Property managers spend too much time playing phone tag scheduling maintenance. Harmony fixes that with flexible scheduling options built around how you, your vendors, and your occupants actually work.
It starts with the work request.
When an occupant requests work, they tell you how they want to handle access. They choose one of three options. That preference travels with the work order from the start.
- The vendor has permission to enter according to your policies.
- The vendor cannot enter without coordinating first.
- They want to coordinate access directly, with you and/or the vendor.
(Of course, there’s clear messaging that the agreement terms and regulations can override their selection. You already know the rules that apply based on your local laws and your agreements, and these are baked into your maintenance access/emergency access policies and procedures.)
The occupant’s selection is not the end, it is the starting point. But the end is right around the corner, closer than you think!
In this article, we won’t dive into all of your policies, terms, and regulations. We won’t even go as far as dealing with key logs and vendor key checkout, job logs, access codes, alarm codes, and all that stuff. That’s all built in to Harmony, and simple.
Here we’ll specifically cover your options for scheduling.
Four key dates drive every work order.
- The date reported, this is when the work request was received.
- The earliest date the work can be performed. If this is not set, it’s now.
- The latest date the work can be performed, when it must be complete. Sometimes this is determined by policy and regulation.
- The appointment date when the work will be performed.
Let’s talk more about this key date, the appointment, or start at date.
If you have an in-house team or a trusted vendor and you have authorization to enter, you set the date, issue the key or access code, and you’re done. But most situations call for a little more coordination. Here is what you can do:
- You can notify the occupant and let them pick any date and time within your window.
- You can notify the vendor and let them pick the date and time.
- You can have the vendor suggest up to three available times for the occupant to choose from.
- You can have the vendor click to send their scheduling link directly to the occupant, so they book through the vendor’s own app like Calendly, Acuity, or Cal.com.
You can mix and match any of these based on what the situation calls for.

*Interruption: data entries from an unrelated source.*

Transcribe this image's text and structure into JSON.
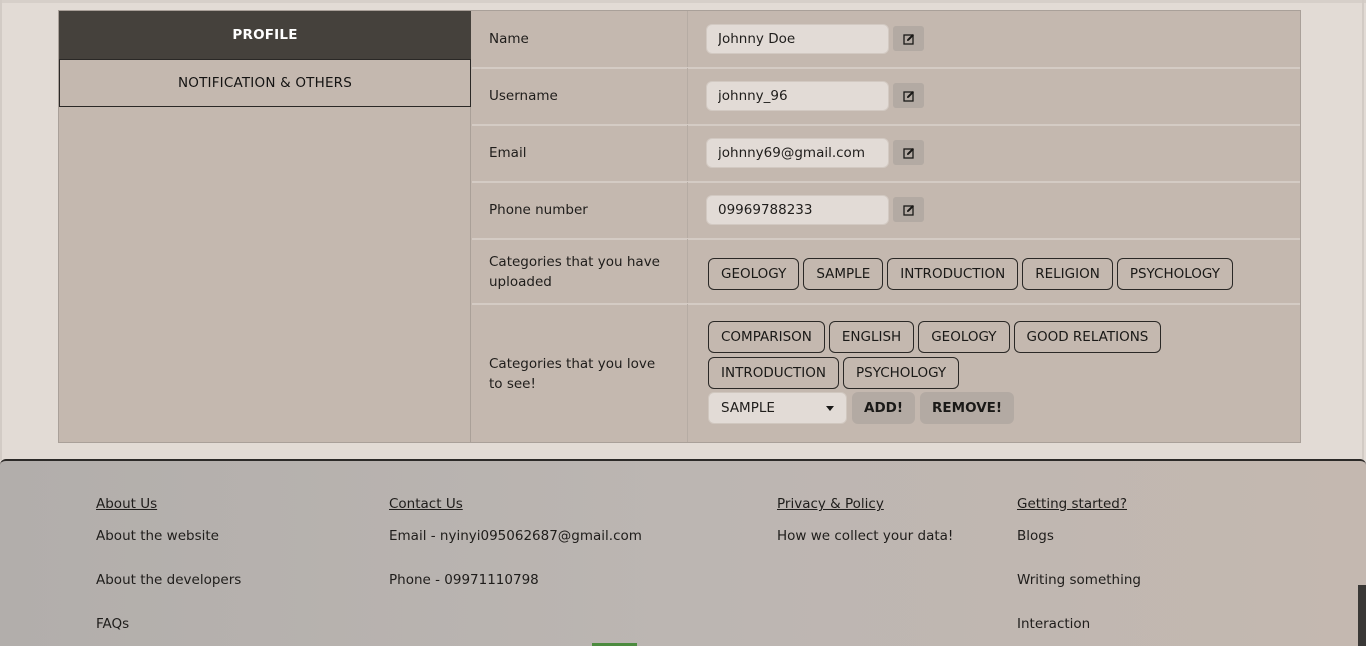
{
  "tabs": {
    "profile": "PROFILE",
    "notifications": "NOTIFICATION & OTHERS"
  },
  "profile": {
    "name": {
      "label": "Name",
      "value": "Johnny Doe"
    },
    "username": {
      "label": "Username",
      "value": "johnny_96"
    },
    "email": {
      "label": "Email",
      "value": "johnny69@gmail.com"
    },
    "phone": {
      "label": "Phone number",
      "value": "09969788233"
    },
    "uploaded": {
      "label": "Categories that you have uploaded",
      "tags": [
        "GEOLOGY",
        "SAMPLE",
        "INTRODUCTION",
        "RELIGION",
        "PSYCHOLOGY"
      ]
    },
    "loved": {
      "label": "Categories that you love to see!",
      "tags": [
        "COMPARISON",
        "ENGLISH",
        "GEOLOGY",
        "GOOD RELATIONS",
        "INTRODUCTION",
        "PSYCHOLOGY"
      ],
      "select_value": "SAMPLE",
      "add_label": "ADD!",
      "remove_label": "REMOVE!"
    }
  },
  "footer": {
    "about": {
      "heading": "About Us",
      "links": [
        "About the website",
        "About the developers",
        "FAQs"
      ]
    },
    "contact": {
      "heading": "Contact Us",
      "links": [
        "Email - nyinyi095062687@gmail.com",
        "Phone - 09971110798"
      ]
    },
    "privacy": {
      "heading": "Privacy & Policy",
      "links": [
        "How we collect your data!"
      ]
    },
    "started": {
      "heading": "Getting started?",
      "links": [
        "Blogs",
        "Writing something",
        "Interaction"
      ]
    }
  },
  "icons": {
    "edit": "edit-pencil-icon",
    "dropdown": "caret-down-icon"
  }
}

All of this is done without ever picking up the phone, or composing or replying to an email or text message.
To step back, you can still always schedule it and let the vendor accept or decline the work based on their availability – and reassign the work to another vendor if they decline. But often, it makes sense to be a little more flexible. For vendors who are trusted, it frequently makes sense for them to schedule themselves, within your parameters. For in-house maintenance, it often makes sense to let the occupant schedule.
All of it runs through Harmony’s built-in notifications, portals, and loginless options so every party stays informed with only as much involvement as you want. They function just like all your other CRM options in Harmony, using templates, emails, and text messages – all automated and totally configurable by you.
Every scheduled date shows up on your calendar, your maintenance reports, and the work order itself. Action boxes and alerts catch anything that stalls or slips, so every request moves forward and nothing sits unresolved.